Some love ‘em. Some hate ‘em. Some haven’t tried ‘em.

Writers groups can be the blessing or the curse, sometimes all wrapped up in the one session. All of the ASTT team have been part of writing workshop groups during their careers. Some of us still are.

So we’ve collated the pros and cons as we see them at this time. Let us know if these are useful and/or if you have anything to add. Our thoughts are always evolving.

The pros:

  • Regular (monthly, fortnightly, weekly?) incentives to produce work

  • Regular appraisal of your work

  • Regular discussion on ideas about writing craft

  • Regular discussion on ideas for your developing story, including ideas you, as author, haven’t thought of

  • Learning from others through feedback on your writing and on their writing

  • Support from people who (should) know your work well.

The cons:

  • Beware the opinionated and insistent member, lest they influence you unduly

  • It’s possible to start writing ‘by consensus’ if you’re not confident in your work

  • It’s also possible to start writing for your group, rather than your intended audience, because you can get instant gratification from your peer feedback

  • It can get complicated when your writers group is not the intended audience for the story, but they think they can read through that lens anyway

  • How do you know if the writers in your midst have the skills to critique your work?

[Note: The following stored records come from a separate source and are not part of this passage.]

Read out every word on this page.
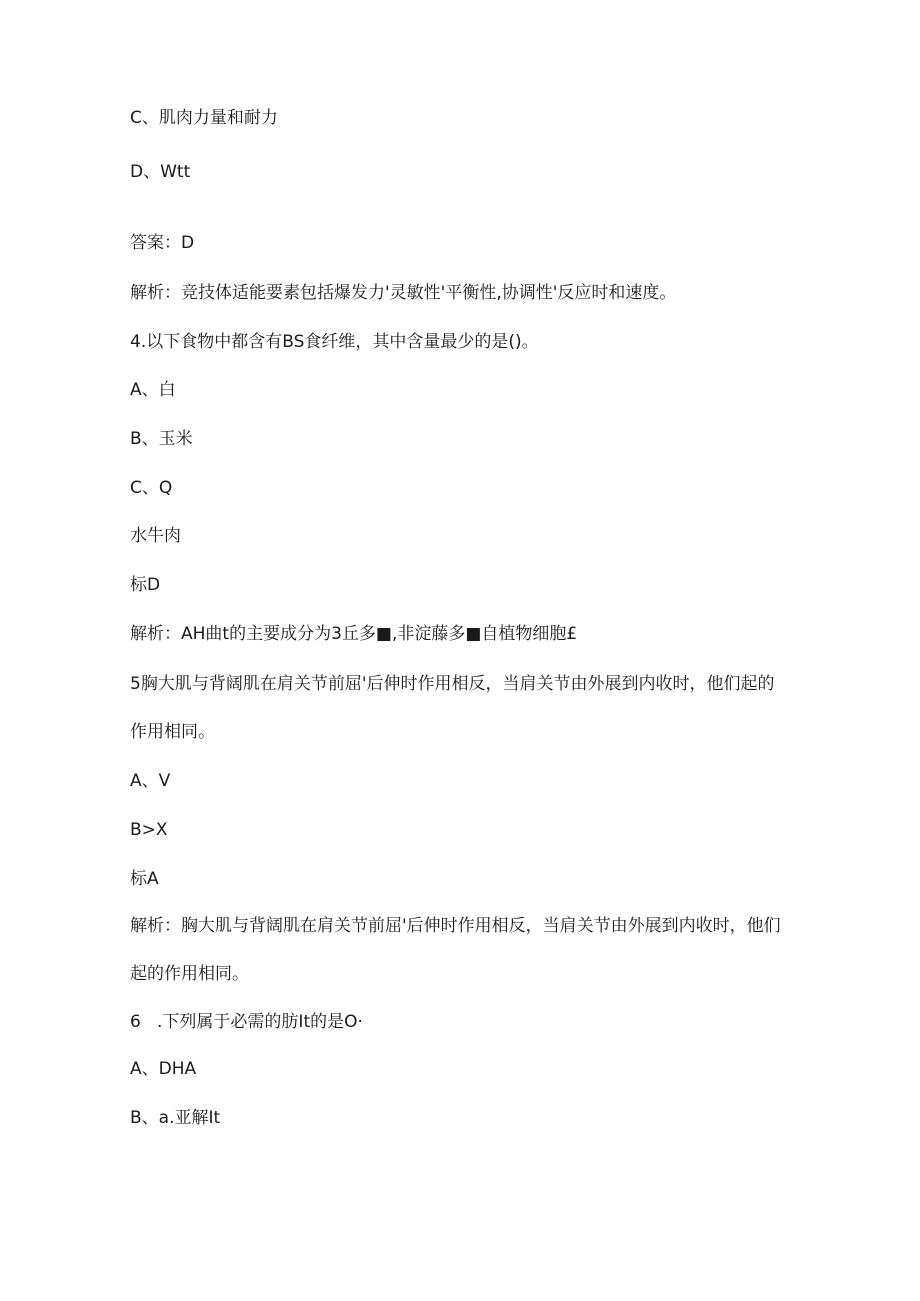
C、肌肉力量和耐力
D、Wtt
答案：D
解析：竞技体适能要素包括爆发力'灵敏性'平衡性,协调性'反应时和速度。
4.以下食物中都含有BS食纤维，其中含量最少的是()。
A、白
B、玉米
C、Q
水牛肉
标D
解析：AH曲t的主要成分为3丘多■,非淀藤多■自植物细胞£
5胸大肌与背阔肌在肩关节前屈'后伸时作用相反，当肩关节由外展到内收时，他们起的
作用相同。
A、V
B>X
标A
解析：胸大肌与背阔肌在肩关节前屈'后伸时作用相反，当肩关节由外展到内收时，他们
起的作用相同。
6   .下列属于必需的肪It的是O·
A、DHA
B、a.亚解It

  • The last ‘con’ in this list takes up more than a dot point …

Sometimes our work is not developed enough for workshopping. The ideas are still forming. The voice is half-there. The characters are keen but not yet settled.

In this case it’s possible that your writing peer group can pressure you into bringing work for ‘shopping before it’s ready. Alternatively, our egos might force us to submit work prematurely, because we want, want, want to hear something – anything – to keep us motivated to write. In both cases, bringing half-baked work can lead to criticism of the idea, not the writing, which can stop juicy thoughts in their tracks. On the other hand, a mature, thoughtful writers group can engage in the ideas for their sake, which can be fruitful and stimulating.

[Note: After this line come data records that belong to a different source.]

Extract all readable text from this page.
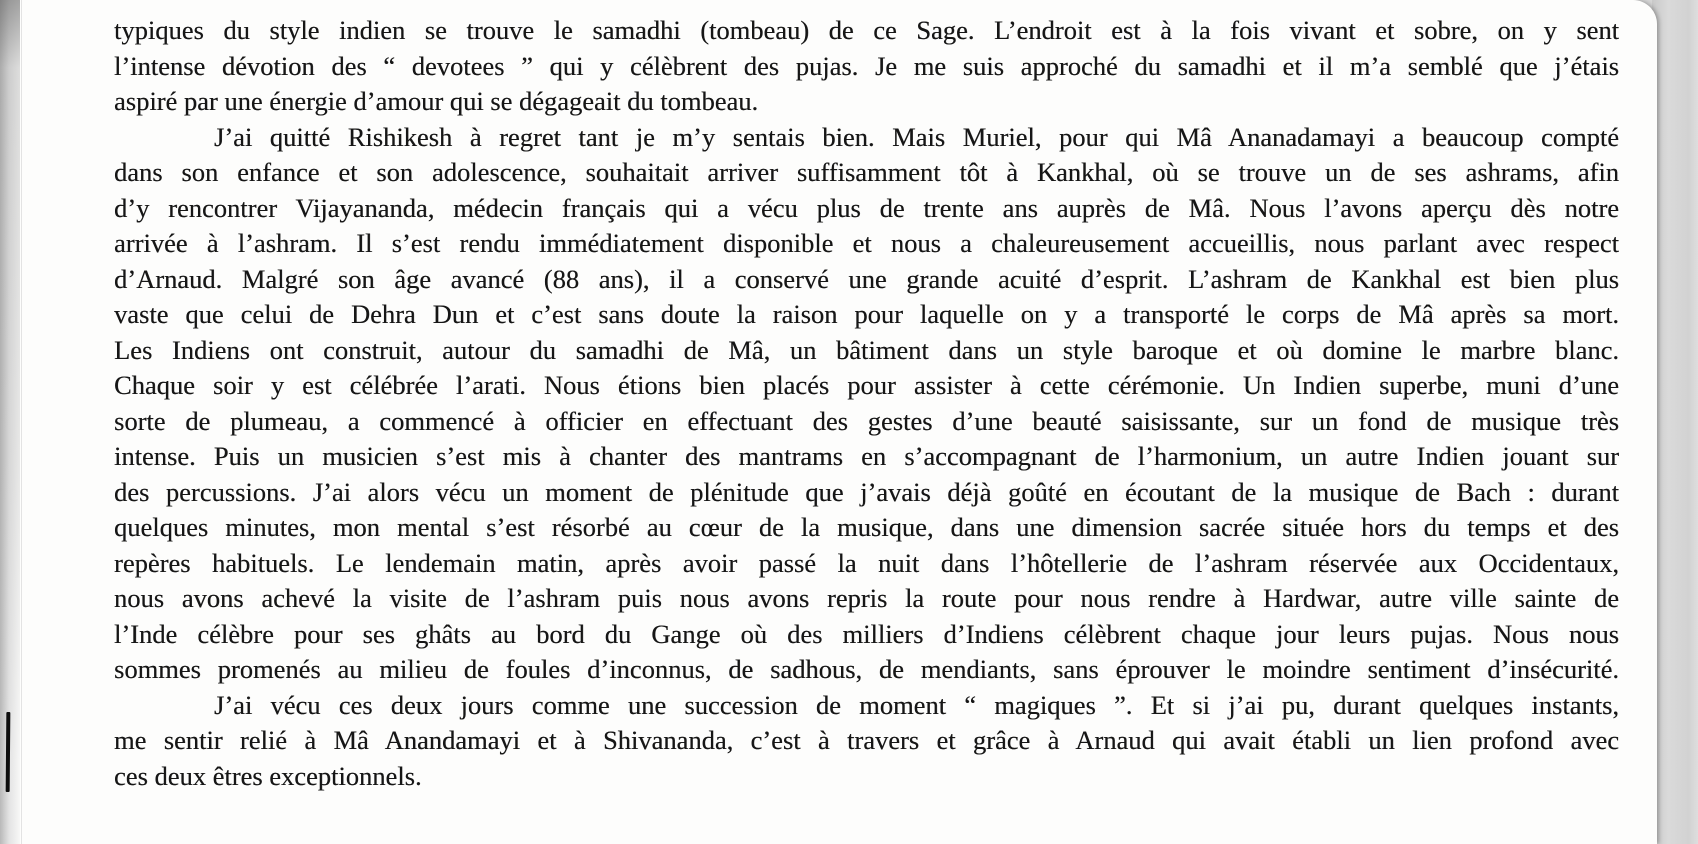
typiques du style indien se trouve le samadhi (tombeau) de ce Sage. L’endroit est à la fois vivant et sobre, on y sent
l’intense dévotion des “ devotees ” qui y célèbrent des pujas. Je me suis approché du samadhi et il m’a semblé que j’étais
aspiré par une énergie d’amour qui se dégageait du tombeau.
J’ai quitté Rishikesh à regret tant je m’y sentais bien. Mais Muriel, pour qui Mâ Ananadamayi a beaucoup compté
dans son enfance et son adolescence, souhaitait arriver suffisamment tôt à Kankhal, où se trouve un de ses ashrams, afin
d’y rencontrer Vijayananda, médecin français qui a vécu plus de trente ans auprès de Mâ. Nous l’avons aperçu dès notre
arrivée à l’ashram. Il s’est rendu immédiatement disponible et nous a chaleureusement accueillis, nous parlant avec respect
d’Arnaud. Malgré son âge avancé (88 ans), il a conservé une grande acuité d’esprit. L’ashram de Kankhal est bien plus
vaste que celui de Dehra Dun et c’est sans doute la raison pour laquelle on y a transporté le corps de Mâ après sa mort.
Les Indiens ont construit, autour du samadhi de Mâ, un bâtiment dans un style baroque et où domine le marbre blanc.
Chaque soir y est célébrée l’arati. Nous étions bien placés pour assister à cette cérémonie. Un Indien superbe, muni d’une
sorte de plumeau, a commencé à officier en effectuant des gestes d’une beauté saisissante, sur un fond de musique très
intense. Puis un musicien s’est mis à chanter des mantrams en s’accompagnant de l’harmonium, un autre Indien jouant sur
des percussions. J’ai alors vécu un moment de plénitude que j’avais déjà goûté en écoutant de la musique de Bach : durant
quelques minutes, mon mental s’est résorbé au cœur de la musique, dans une dimension sacrée située hors du temps et des
repères habituels. Le lendemain matin, après avoir passé la nuit dans l’hôtellerie de l’ashram réservée aux Occidentaux,
nous avons achevé la visite de l’ashram puis nous avons repris la route pour nous rendre à Hardwar, autre ville sainte de
l’Inde célèbre pour ses ghâts au bord du Gange où des milliers d’Indiens célèbrent chaque jour leurs pujas. Nous nous
sommes promenés au milieu de foules d’inconnus, de sadhous, de mendiants, sans éprouver le moindre sentiment d’insécurité.
J’ai vécu ces deux jours comme une succession de moment “ magiques ”. Et si j’ai pu, durant quelques instants,
me sentir relié à Mâ Anandamayi et à Shivananda, c’est à travers et grâce à Arnaud qui avait établi un lien profond avec
ces deux êtres exceptionnels.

So, as you’ll read, the pros of writing groups are that they’re regular reasons to cough up, to write and to show up with your writing for feedback and discourse. Cons seem to be about being wary of the type and timing of the feedback.

Yet many of the cons can be in your control – you can ask for feedback on a certain aspect of the new work, while acknowledging that another part of the writing is ‘not there yet’ so flagging to leave that alone ;-). More broadly, you can select group members carefully, and leave if you don’t feel safe.

At their best, a writers group is a pride of trusted confidantes, who each understand your aims and respond to your challenges of the story you’re telling and are not afraid to compassionately share their experience of what they read.